Open the box, and the first reaction is - what wonderful wood! Unfortunately, the next reaction is - what diabolical die-cutting! However, some careful work with a balsa knife and a tube of cement soon produced an acceptable set of sheet parts, and construction commenced. A noteworthy point on the plan is that both fuselage sides are shown separately to cater for the side window layouts being slightly different. The fact that the resulting sides are not quite identical in outline is probably due to printing problems! This is easily corrected, of course, but the moral is - never take anything for granted.
The fuselage does go together very nicely and results in a surprisingly rigid structure. It is necessary to cut out notches in the bottom formers at each stringer location, a rather tedious operation which was avoided by making the former 1/16in. smaller all round, and gluing the stringers on to the edge. This also ensures that the formers do not cause 'bumps' in the covering.
One minor criticism of the fuselage structure is that there is no provision for making the sheeting around the front formers flush with the stringers. The instructions state that the rear edge of the sheeting should be bevelled to blend in, but in the writer's opinion this was far from satisfactory, so each stringer was cut away from F3 and raised to the level of the sheeting. Incidentally, there was insufficient 1/32in. sheet in the kit to sheet the various parts in the manner instructed. However, this can be overcome by sheeting the cowl in three pieces instead of four as instructed. There were no problems with the remainder of the kit, the undercarriage and strut assemblies being fiddly but by no means difficult.
Covering of the model required some careful thought. The bottom of the wing was covered first, and the wing then attached to the fuselage using epoxy to avoid warping. The top stringers were then added and the remainder of the wing and fuselage covered. After covering the tailplane and fin, these too were epoxied in place. The tissue was then watershrunk and the undercarriage and struts added, again using epoxy to avoid deforming the covering. One advantage of an aeroplane with struts is that they can be used to remove any warps that might appear during construction!
Finally, the entire model was given one coat of thinned clear dope, and the transfers, etc., added. Panel lines were put on with a 0.4mm Rapidograph pen. Rubber motors were then made up from Keil Kraft 'white' strip - nothing exotic was used.

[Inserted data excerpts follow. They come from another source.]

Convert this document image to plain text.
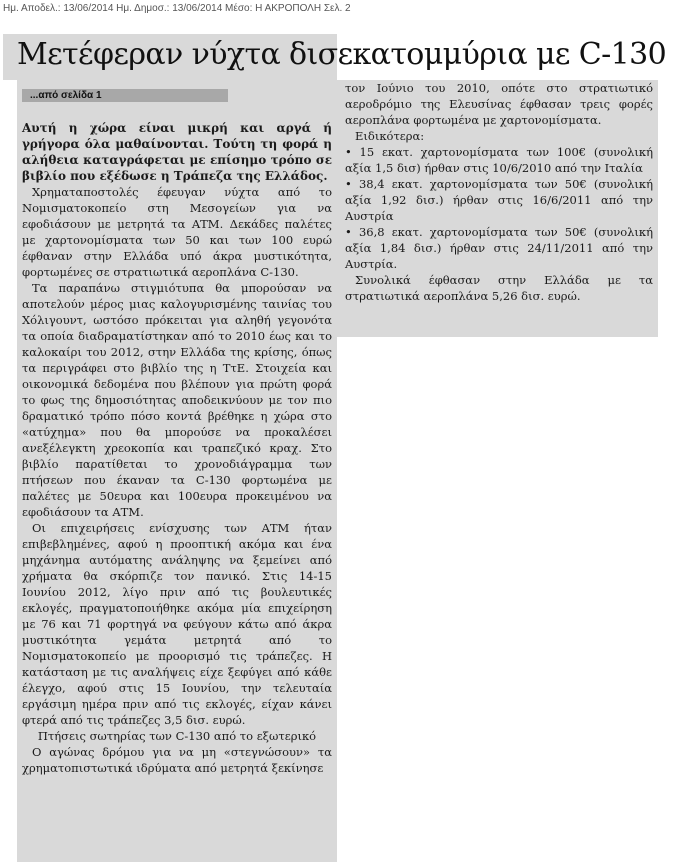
Ημ. Αποδελ.: 13/06/2014 Ημ. Δημοσ.: 13/06/2014 Μέσο: Η ΑΚΡΟΠΟΛΗ Σελ. 2
Μετέφεραν νύχτα δισεκατομμύρια με C-130
...από σελίδα 1

Αυτή η χώρα είναι μικρή και αργά ή γρήγορα όλα μαθαίνονται. Τούτη τη φορά η αλήθεια καταγράφεται με επίσημο τρόπο σε βιβλίο που εξέδωσε η Τράπεζα της Ελλάδος.

Χρηματαποστολές έφευγαν νύχτα από το Νομισματοκοπείο στη Μεσογείων για να εφοδιάσουν με μετρητά τα ΑΤΜ. Δεκάδες παλέτες με χαρτονομίσματα των 50 και των 100 ευρώ έφθαναν στην Ελλάδα υπό άκρα μυστικότητα, φορτωμένες σε στρατιωτικά αεροπλάνα C-130.

Τα παραπάνω στιγμιότυπα θα μπορούσαν να αποτελούν μέρος μιας καλογυρισμένης ταινίας του Χόλιγουντ, ωστόσο πρόκειται για αληθή γεγονότα τα οποία διαδραματίστηκαν από το 2010 έως και το καλοκαίρι του 2012, στην Ελλάδα της κρίσης, όπως τα περιγράφει στο βιβλίο της η ΤτΕ. Στοιχεία και οικονομικά δεδομένα που βλέπουν για πρώτη φορά το φως της δημοσιότητας αποδεικνύουν με τον πιο δραματικό τρόπο πόσο κοντά βρέθηκε η χώρα στο «ατύχημα» που θα μπορούσε να προκαλέσει ανεξέλεγκτη χρεοκοπία και τραπεζικό κραχ. Στο βιβλίο παρατίθεται το χρονοδιάγραμμα των πτήσεων που έκαναν τα C-130 φορτωμένα με παλέτες με 50ευρα και 100ευρα προκειμένου να εφοδιάσουν τα ΑΤΜ.

Οι επιχειρήσεις ενίσχυσης των ΑΤΜ ήταν επιβεβλημένες, αφού η προοπτική ακόμα και ένα μηχάνημα αυτόματης ανάληψης να ξεμείνει από χρήματα θα σκόρπιζε τον πανικό. Στις 14-15 Ιουνίου 2012, λίγο πριν από τις βουλευτικές εκλογές, πραγματοποιήθηκε ακόμα μία επιχείρηση με 76 και 71 φορτηγά να φεύγουν κάτω από άκρα μυστικότητα γεμάτα μετρητά από το Νομισματοκοπείο με προορισμό τις τράπεζες. Η κατάσταση με τις αναλήψεις είχε ξεφύγει από κάθε έλεγχο, αφού στις 15 Ιουνίου, την τελευταία εργάσιμη ημέρα πριν από τις εκλογές, είχαν κάνει φτερά από τις τράπεζες 3,5 δισ. ευρώ.

Πτήσεις σωτηρίας των C-130 από το εξωτερικό

Ο αγώνας δρόμου για να μη «στεγνώσουν» τα χρηματοπιστωτικά ιδρύματα από μετρητά ξεκίνησε

τον Ιούνιο του 2010, οπότε στο στρατιωτικό αεροδρόμιο της Ελευσίνας έφθασαν τρεις φορές αεροπλάνα φορτωμένα με χαρτονομίσματα.

Ειδικότερα:

• 15 εκατ. χαρτονομίσματα των 100€ (συνολική αξία 1,5 δισ) ήρθαν στις 10/6/2010 από την Ιταλία
• 38,4 εκατ. χαρτονομίσματα των 50€ (συνολική αξία 1,92 δισ.) ήρθαν στις 16/6/2011 από την Αυστρία
• 36,8 εκατ. χαρτονομίσματα των 50€ (συνολική αξία 1,84 δισ.) ήρθαν στις 24/11/2011 από την Αυστρία.

Συνολικά έφθασαν στην Ελλάδα με τα στρατιωτικά αεροπλάνα 5,26 δισ. ευρώ.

Flying was carried out with the plastic prop supplied, and 4 strands of 1/8in flat rubber. In this form, a small piece of lead was required in the nose to obtain the specified CG position. The trim was just about perfect with no other modifications being necessary to give gentle left turns under power and slightly wider turns on the glide. The model was, however, somewhat underpowered and did not gain much height. Flight times were around 15-20 seconds.
The next stage was to make a 'contest prop' as detailed on the plan but for which parts were not supplied in the kit. This has curved 1/16in. ply blades formed by the traditional means of soaking in water, binding to a 3in. diameter former (small coffee bottle) and baking in the oven. The resulting rather cumbersome device is fitted with a motor tensioner to allow the use of much longer motors. In fact, this propellor makes the model so nose heavy that a much longer motor is needed to bring the C.G. back to a reasonable position!
The specified motor for this propeller is four strands of 3/16in. flat. All of this meant that the model now weighed roughly twice what it did before! The performance was spectacular to say the least, but hardly scale-like. Flight times now around 40~50 seconds and the trim was very touchy. In search of a compromise, the plastic prop was returned to with a loop of 1/4in. flat rubber. This gives fairly realistic flights of around 25 seconds. To anyone contemplating building this kit, I would very much recommend them to try C02 power as I feel that this would be just about perfect for this model. If you should decide to bulld the rubber version, however, I'm sure that you will not regret it. Altogether a most excellent kit which is only slightly marred by one or two very small details.